J’ai commencé cet éloge par une métaphore, celle du « maçon fatigué et endormi dans sa brouette ». J’aimerais le terminer par une autre, celle de la « ballade des pendus » de François Villon. J’aimerais, surtout revêtir, un court instant, la toge du philosophe, que celui-ci s’appelle Martin Heidegger ou Maurice Merleau-Ponty, pour reconnaitre, avec eux, l’impuissance radicale de l’être humain devant la mort. La mort qui pour Heidegger, est la “possibilité de l’impossibilité” qui révèle notre finitude et nous oblige à vivre authentiquement, là où, pour l’autre, Merleau-Ponty, la mort manifeste certes de la fragilité de notre existence incarnée, mais qui ne supprime, nullement la continuité de la chair et du monde. C’est pourquoi, comme dans la Ballade des pendus de François Villon, où les corps suspendus rappellent à chacun de nous, cette fragilité de la condition humaine, la disparition de notre collègue, nous indique à l’évidence que sous ce firmament : nul n’échappe au passage du temps, comme si bien cliaronné dans cette belle et ancienne cantique chrétienne de … « Tout passe » :

Mais, là où Villon voyait des vies livrées au vent et aux corbeaux, là où Heidegger nous enseigne que nous sommes des êtres-pour-la-mort. Que c’est dans la conscience de cette finitude que se déploie la vérité de notre existence, Merleau-Ponty ajoute, cependant, que notre chair, inscrite dans le monde, continue de parler même après le silence. C’est pourquoi, je ne vois, quant à moi, dans la disparition de Jean-Pierre, plutôt, que celle d’un esprit qui s’élève, non pas dans l’oubli, mais dans la mémoire collective. Que sa mort n’est pas une rupture totale, mais une transformation qui inscrit sa présence dans une continuité qui nous oblige à vivre et à enseigner avec plus de gravité et de fidélité. Notre collègue, Jean-Pierre, ne disparaît donc pas dans le néant, il devient ce témoin silencieux qui nous rappelle que chaque cours, chaque recherche, chaque geste académique que nous posons, est une victoire contre l’oubli. Suspendu à l’espérance, son nom continue et continuera de résonner dans nos voix, dans nos pratiques et dans nos vies.

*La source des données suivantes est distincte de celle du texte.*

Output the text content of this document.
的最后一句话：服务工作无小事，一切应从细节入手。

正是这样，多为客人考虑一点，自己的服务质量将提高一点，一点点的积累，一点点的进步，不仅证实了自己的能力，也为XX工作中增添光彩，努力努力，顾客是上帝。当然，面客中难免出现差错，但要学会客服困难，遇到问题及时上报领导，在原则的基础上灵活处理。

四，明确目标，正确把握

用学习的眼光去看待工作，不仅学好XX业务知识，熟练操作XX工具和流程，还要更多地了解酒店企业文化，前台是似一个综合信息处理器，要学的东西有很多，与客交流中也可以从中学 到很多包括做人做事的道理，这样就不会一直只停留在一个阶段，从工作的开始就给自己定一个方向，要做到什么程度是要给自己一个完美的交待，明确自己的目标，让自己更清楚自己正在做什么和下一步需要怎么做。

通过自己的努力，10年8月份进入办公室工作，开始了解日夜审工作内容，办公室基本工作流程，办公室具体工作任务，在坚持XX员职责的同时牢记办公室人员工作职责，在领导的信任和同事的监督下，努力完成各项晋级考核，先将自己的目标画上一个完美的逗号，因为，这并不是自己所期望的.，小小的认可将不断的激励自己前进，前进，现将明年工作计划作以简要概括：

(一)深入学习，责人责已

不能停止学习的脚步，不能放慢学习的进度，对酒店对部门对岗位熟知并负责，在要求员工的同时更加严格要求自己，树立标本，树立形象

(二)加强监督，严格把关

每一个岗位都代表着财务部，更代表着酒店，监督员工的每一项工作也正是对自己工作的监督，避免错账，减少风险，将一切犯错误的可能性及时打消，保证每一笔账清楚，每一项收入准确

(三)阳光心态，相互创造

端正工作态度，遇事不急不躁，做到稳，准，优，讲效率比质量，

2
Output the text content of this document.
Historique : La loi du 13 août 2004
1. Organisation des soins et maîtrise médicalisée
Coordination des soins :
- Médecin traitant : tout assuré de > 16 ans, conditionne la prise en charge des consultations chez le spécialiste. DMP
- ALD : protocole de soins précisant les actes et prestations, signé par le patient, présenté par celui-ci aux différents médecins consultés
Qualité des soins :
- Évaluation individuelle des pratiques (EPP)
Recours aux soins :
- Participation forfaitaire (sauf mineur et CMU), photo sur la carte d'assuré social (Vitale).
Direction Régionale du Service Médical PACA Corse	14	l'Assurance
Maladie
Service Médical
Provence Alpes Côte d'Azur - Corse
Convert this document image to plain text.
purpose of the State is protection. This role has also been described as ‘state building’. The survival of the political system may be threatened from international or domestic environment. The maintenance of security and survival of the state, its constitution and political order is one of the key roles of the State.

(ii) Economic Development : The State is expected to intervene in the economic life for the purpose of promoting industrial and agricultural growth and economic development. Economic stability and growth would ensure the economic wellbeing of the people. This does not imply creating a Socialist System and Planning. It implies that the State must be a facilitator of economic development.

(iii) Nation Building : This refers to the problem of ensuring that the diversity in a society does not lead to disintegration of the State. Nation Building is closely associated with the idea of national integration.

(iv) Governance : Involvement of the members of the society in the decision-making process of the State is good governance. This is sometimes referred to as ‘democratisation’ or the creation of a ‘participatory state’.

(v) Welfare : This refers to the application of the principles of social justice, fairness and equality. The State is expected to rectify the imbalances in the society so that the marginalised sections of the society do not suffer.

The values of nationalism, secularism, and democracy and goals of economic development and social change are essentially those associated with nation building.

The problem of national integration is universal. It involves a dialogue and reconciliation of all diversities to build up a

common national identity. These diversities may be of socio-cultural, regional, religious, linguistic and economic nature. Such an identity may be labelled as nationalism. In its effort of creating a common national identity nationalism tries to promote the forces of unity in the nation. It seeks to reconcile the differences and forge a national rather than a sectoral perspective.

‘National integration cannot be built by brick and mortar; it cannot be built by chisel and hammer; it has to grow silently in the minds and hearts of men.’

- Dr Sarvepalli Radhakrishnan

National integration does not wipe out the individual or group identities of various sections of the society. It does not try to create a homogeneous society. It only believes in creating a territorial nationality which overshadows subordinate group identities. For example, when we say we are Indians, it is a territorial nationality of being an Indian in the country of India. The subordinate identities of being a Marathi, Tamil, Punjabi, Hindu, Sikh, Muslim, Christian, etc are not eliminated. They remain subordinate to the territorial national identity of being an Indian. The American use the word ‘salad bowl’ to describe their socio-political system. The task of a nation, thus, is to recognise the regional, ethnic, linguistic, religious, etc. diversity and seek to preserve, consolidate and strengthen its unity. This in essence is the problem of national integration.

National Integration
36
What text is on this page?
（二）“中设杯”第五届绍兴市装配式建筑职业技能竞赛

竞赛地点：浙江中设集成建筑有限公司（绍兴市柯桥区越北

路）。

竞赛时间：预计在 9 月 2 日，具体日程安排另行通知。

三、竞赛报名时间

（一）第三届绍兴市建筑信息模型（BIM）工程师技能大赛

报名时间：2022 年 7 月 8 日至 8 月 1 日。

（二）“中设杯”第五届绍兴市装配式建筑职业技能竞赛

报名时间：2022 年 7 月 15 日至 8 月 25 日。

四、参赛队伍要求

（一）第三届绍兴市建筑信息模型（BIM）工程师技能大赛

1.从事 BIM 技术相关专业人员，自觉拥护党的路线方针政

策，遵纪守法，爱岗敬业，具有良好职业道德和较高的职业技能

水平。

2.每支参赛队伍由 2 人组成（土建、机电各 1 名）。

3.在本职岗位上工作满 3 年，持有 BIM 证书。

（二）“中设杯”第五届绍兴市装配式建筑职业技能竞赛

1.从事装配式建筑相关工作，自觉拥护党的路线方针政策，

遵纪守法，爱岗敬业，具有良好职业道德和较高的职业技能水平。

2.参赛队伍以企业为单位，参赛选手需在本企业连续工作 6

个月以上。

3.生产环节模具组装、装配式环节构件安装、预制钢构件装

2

Aussi, comme l’écrivait François Villon, toujours dans sa « Ballade des pendus », Jean-Pierre…, je le sens…, me demande de lancer cette supplication à nous tous qui avons encore l’opportunité de vivre.

Je cite :

 « Frères humains qui après nous vivez, n’ayez les cœurs contre nous endurcis, car, si pitié de nous pauvres avez, Dieu en aura plutôt de vous merci ».

Ces paroles, très anciennes, écrites au XVe siècle, n’ont de cesse de ponctuer, cependant, que la mort, loin de nous séparer, nous invite à la compassion et à la solidarité. Elles trouvent aujourd’hui un écho particulier dans notre hommage, car elles nous invitent à entourer notre collègue disparu, de miséricorde et de mémoire. Aujourd’hui, ces paroles nous forcent à croire que la mort nous unit dans une même humanité, et que la mémoire de notre collègue doit être portée avec compassion et respect.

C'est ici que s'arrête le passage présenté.